Many were still very good, but a few got me wondering, “What was I thinking? Why in the world did I buy this? Was it a fad that year?”
I’m not sure. But I’ve learned that bourbon barrel-aged wines are not my favorite. I’m not a bourbon drinker, I’m not familiar with all the single malts, 12-year-old versus 18-year- old, or the difference between whiskey and bourbon.
So why did I buy this? I don’t know.
My first memories of drinking wine were when I was a teenager at my parents’ 25th wedding anniversary. They let us kids try a taste of Mogen David. Wow, was that ever sweet!
All this got me thinking how my tastes have changed over the years. What was in my glass 40 years ago is not what is in it now.
What happened? What changed?
Let’s look down that memory lane and figure it out.
The ’60s was a great time to grow up. Easy-Bake Oven, “Star Trek,” Neil Armstrong’s moon walk, Woodstock, 2001 Space Odyssey, the play Hair gave us, “far out man” and “flower power,” a gallon of gas was 30 cents and the Kennedy assassination all shaped the ’60s.
Our taste for wine was much more relaxed. The days of Mateus, Lancers and Riunite were so popular that virtually everyone in America was drinking them. They were everywhere. They were guzzled at backyard barbecues, fabulous with fondues. All they ever promised was pleasure.
I remember their ad campaigns:
“Enjoy the flavors that make Lancers a legend.”
“Riunite on ice. That’s nice.”
Everyone had a bottle in the fridge next to their avocado-green stove. Nobody discussed how many points it got or the appellation origin contrôlée of Mateus, we were too busy listening to The Beatles.

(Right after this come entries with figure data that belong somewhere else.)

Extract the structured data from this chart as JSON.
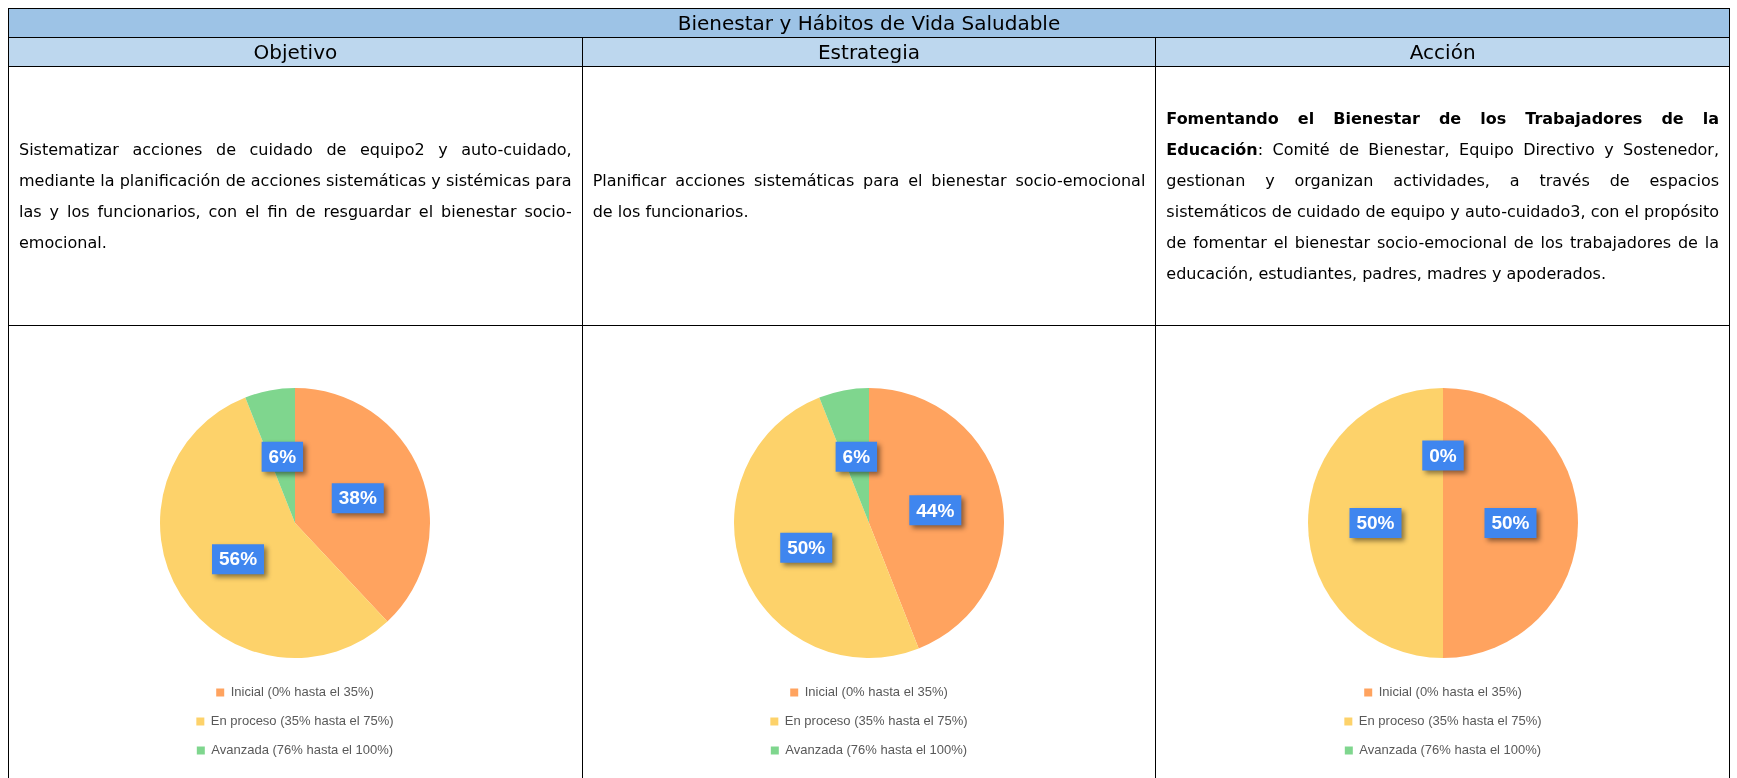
{
  "chart_data": [
    {
      "type": "other",
      "title": "Bienestar y Hábitos de Vida Saludable",
      "categories": [
        "Objetivo",
        "Estrategia",
        "Acción"
      ],
      "annotations": [
        "Sistematizar acciones de cuidado de equipo2 y auto-cuidado, mediante la planificación de acciones sistemáticas y sistémicas para las y los funcionarios, con el fin de resguardar el bienestar socio-emocional.",
        "Planificar acciones sistemáticas para el bienestar socio-emocional de los funcionarios.",
        "Fomentando el Bienestar de los Trabajadores de la Educación",
        ": Comité de Bienestar, Equipo Directivo y Sostenedor, gestionan y organizan actividades, a través de espacios sistemáticos de cuidado de equipo y auto-cuidado3, con el propósito de fomentar el bienestar socio-emocional de los trabajadores de la educación, estudiantes, padres, madres y apoderados."
      ]
    },
    {
      "type": "pie",
      "categories": [
        "Inicial (0% hasta el 35%)",
        "En proceso (35% hasta el 75%)",
        "Avanzada (76% hasta el 100%)"
      ],
      "values": [
        38,
        56,
        6
      ],
      "value_labels": [
        "38%",
        "56%",
        "6%"
      ],
      "colors": [
        "#ffa35f",
        "#fdd26a",
        "#7fd68e"
      ],
      "legend": "bottom"
    },
    {
      "type": "pie",
      "categories": [
        "Inicial (0% hasta el 35%)",
        "En proceso (35% hasta el 75%)",
        "Avanzada (76% hasta el 100%)"
      ],
      "values": [
        44,
        50,
        6
      ],
      "value_labels": [
        "44%",
        "50%",
        "6%"
      ],
      "colors": [
        "#ffa35f",
        "#fdd26a",
        "#7fd68e"
      ],
      "legend": "bottom"
    },
    {
      "type": "pie",
      "categories": [
        "Inicial (0% hasta el 35%)",
        "En proceso (35% hasta el 75%)",
        "Avanzada (76% hasta el 100%)"
      ],
      "values": [
        50,
        50,
        0
      ],
      "value_labels": [
        "50%",
        "50%",
        "0%"
      ],
      "colors": [
        "#ffa35f",
        "#fdd26a",
        "#7fd68e"
      ],
      "legend": "bottom"
    }
  ]
}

I liked the way the bottles looked. Mateus resembled an oversize perfume bottle. Lancers came in a squatty brown ceramic bottle.
The ’70s gave us bell bottoms, Watergate, the end of the Vietnam War, Star Wars, the gas crisis began, and every child wanted a Cabbage Patch doll. Chianti came in a straw basket, Paul Masson wine carafes were used for vases or water when empty, and the Orson Welles advertising slogan was, “We will sell no wine before its time.”
California’s unknown Chateau Montelena stuns the wine world and wins the Judgment of Paris. Andre Cold Duck emerges as a German wine by mixing leftover wine with sparkling wine. Even the idea sounds scary; one part red wine with two parts sparkling wine with a dose of sugar.
Lambrusco was a fizzy sparkling red wine from Northern Italy you would take to a dinner party if you didn’t know the hosts too well.
Another iconic wine of that decade was Blue Nun. A German semi-sweet white wine called Liebfraumilch, which literally means “Beloved lady’s milk.” From Japan came Akadama Plum wine.
Other stars of the 1970s were Thunderbird and its catch phrase, “What’s the word, Thunderbird? What’s the price? 50 twice.”
Other era markers were Ripple, MD 20/20, Boone’s Farm, Wild Irish Rose and Annie Green Springs.
Music gave us The Eagles, “Rhinestone Cowboy,” “Stayin’ Alive.” Movies of the time were Soylent Green, Bad News Bears and Rocky, which won a 1976 Academy Award.
Ronald Reagan was elected president, Mount St. Helens erupted, John Lennon was shot, “Dynasty,” “ALF,” “Charlie’s Angels” and Pac-Man were the order of the ’80s.
We kept the third Thursday of November free for “Le Beaujolais Nouveau Est Arrivé” parties” so we could slug down copious amounts as soon as it hit wine shops that fiercely competed to be the first to offer its customers the latest vintage.
With its win at the Judgment of Paris, Chateau Montelena Chardonnay quickly became the new white wine phenomenon. Americans learn that for a dollar or two more, chardonnay offered more character and flavor than the house white.
Champagne and sparkling wines sales soared. Wine coolers leaped on the bandwagon as well to capture some of the market, but sank as quickly as they rose. Yago Sangria was the rage,
Mateus was still a hit, and ET, Rain Man, Top Gun and Indiana Jones were big hits at the theater. We listened to Michael Jackson, Foreigner, Queen and Fleetwood Mac.
After 20 years, we were still drinking the sweet stuff. I know I was. But that was about to change.
The ’90s were just around the corner.